Collin Morikawa can tell Schauffele all about it. He experienced that rush of pride in securing victory in Japan after shooting a bogey-free final-round 63 to win the Zozo Championship last year.

“Being half-Japanese and looking back at that and just being able to connect with the people out here, it means the world,” Morikawa said. “When you’re able to just kind of touch on that little aspect a little bit more, sometimes it pulls a little bit more out of you.”

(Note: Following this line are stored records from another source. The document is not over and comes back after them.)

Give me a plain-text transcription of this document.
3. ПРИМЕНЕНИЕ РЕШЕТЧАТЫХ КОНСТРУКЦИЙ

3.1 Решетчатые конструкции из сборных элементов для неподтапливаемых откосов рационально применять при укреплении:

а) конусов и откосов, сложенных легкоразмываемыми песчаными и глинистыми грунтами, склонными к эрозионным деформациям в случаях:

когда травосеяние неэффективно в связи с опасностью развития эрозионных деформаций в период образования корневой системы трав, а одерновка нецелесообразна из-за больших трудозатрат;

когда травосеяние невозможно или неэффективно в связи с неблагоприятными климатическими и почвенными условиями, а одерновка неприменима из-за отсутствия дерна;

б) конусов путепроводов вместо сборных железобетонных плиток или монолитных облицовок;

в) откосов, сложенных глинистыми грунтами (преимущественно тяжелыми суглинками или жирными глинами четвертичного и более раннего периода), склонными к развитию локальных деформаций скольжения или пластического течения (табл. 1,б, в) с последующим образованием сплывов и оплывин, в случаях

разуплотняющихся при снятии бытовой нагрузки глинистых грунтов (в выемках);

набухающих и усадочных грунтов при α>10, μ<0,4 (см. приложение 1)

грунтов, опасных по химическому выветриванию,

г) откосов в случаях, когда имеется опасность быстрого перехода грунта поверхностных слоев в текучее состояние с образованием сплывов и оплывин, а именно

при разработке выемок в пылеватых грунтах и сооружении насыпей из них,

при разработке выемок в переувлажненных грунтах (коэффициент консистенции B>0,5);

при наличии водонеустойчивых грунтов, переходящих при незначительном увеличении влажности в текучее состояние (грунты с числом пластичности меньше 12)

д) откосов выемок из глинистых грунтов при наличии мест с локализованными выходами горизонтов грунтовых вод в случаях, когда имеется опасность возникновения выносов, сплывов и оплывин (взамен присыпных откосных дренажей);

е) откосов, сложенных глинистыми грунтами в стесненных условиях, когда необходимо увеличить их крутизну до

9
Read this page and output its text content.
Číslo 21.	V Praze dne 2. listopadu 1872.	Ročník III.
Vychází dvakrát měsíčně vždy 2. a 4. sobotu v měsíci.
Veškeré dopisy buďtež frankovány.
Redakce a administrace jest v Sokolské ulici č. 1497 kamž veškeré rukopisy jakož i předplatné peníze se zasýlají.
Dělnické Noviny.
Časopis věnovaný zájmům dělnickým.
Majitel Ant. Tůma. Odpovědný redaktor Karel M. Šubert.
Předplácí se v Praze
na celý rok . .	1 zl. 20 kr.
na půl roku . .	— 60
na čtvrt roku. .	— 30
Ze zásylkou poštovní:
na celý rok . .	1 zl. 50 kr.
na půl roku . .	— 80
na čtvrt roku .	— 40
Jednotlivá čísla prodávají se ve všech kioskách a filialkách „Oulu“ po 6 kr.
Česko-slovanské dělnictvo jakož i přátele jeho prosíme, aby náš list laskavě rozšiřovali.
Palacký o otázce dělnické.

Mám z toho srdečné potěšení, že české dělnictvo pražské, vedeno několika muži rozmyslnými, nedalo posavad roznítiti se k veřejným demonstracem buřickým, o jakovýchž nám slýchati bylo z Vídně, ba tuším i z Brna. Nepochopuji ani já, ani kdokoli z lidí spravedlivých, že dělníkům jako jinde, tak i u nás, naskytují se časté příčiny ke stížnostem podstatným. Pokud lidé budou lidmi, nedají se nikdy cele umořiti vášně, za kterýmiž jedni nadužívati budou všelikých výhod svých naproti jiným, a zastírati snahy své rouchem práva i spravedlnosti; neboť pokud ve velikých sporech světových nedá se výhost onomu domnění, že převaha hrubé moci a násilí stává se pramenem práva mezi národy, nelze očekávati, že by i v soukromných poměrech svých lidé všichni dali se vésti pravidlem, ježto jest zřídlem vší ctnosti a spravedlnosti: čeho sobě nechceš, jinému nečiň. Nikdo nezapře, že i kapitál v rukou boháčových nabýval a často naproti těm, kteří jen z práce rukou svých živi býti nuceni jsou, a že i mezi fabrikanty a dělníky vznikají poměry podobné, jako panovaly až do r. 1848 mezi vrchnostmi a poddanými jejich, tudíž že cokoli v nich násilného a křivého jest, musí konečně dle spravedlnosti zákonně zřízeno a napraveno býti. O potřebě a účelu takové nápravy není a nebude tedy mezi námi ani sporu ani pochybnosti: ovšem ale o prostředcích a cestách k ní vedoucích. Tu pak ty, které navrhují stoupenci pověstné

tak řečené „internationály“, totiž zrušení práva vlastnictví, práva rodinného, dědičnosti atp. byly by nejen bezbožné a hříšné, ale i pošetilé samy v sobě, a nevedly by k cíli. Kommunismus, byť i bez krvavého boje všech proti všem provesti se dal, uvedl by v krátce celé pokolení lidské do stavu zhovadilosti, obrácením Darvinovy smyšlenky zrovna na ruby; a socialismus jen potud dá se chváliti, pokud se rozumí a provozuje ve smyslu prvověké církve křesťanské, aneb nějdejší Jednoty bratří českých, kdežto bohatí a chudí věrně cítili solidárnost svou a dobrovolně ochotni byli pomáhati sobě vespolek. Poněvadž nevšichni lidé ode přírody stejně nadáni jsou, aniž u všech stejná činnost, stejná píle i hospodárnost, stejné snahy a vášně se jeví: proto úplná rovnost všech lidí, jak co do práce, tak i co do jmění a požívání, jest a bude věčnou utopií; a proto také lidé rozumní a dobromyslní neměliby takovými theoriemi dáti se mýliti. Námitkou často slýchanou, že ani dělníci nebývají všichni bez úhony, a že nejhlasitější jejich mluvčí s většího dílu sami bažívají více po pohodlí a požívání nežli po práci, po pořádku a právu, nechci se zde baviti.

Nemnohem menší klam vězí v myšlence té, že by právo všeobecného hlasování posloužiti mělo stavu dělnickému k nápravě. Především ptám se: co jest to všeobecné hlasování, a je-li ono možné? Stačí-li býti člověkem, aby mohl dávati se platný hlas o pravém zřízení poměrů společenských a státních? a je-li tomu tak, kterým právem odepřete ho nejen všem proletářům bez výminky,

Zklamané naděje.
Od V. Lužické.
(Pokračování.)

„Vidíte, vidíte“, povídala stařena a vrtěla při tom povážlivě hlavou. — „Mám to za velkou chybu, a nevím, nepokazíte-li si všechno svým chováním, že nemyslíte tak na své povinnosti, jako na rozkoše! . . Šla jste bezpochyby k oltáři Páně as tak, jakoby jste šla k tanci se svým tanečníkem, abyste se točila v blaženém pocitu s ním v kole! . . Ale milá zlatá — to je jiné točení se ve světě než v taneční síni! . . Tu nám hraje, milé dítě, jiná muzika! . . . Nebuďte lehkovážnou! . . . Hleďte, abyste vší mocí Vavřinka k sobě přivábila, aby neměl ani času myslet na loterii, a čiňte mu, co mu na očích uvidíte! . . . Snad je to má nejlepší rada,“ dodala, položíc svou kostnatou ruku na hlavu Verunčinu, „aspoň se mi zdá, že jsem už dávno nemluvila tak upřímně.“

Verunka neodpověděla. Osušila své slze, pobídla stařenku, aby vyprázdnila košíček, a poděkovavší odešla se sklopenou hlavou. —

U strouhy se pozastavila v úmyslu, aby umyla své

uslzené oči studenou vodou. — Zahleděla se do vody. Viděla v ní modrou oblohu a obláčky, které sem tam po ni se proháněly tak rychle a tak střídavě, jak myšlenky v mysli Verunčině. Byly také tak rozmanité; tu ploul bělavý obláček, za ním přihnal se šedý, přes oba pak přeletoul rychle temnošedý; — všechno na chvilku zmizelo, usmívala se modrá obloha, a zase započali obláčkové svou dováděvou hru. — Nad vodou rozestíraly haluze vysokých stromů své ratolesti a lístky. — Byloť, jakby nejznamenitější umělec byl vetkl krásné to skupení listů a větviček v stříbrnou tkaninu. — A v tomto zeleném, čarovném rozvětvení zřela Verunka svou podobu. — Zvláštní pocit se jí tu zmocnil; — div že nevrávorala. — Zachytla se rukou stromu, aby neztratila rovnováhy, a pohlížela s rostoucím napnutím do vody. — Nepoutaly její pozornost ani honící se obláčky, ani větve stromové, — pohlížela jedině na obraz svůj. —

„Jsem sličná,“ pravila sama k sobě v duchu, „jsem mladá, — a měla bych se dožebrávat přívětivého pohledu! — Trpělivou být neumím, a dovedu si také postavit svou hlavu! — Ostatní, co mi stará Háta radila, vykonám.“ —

While Morikawa and Schauffele have ancestral roots that make winning in Japan more meaningful, Hideki Matsuyama carries the weight of a nation on his broad shoulders. In 2021, he pulled off a remarkable double – becoming the first Japanese player to win the Masters and then returning home with his Green Jacket to win the Zozo for the first time. Earlier this year, Matsuyama added trophies at the Genesis Invitational and the FedEx St. Jude Championship, giving him 10 Tour titles, the most of any male Asian golfer.

But this week hits a little differently for Matsuyama, who is treated like a rock star whenever he plays in Japan and acknowledged that he feels some added pressure.

“I don’t play often in Japan, but when I do, I look forward, really look forward to this event and hopefully I can play well,” he said.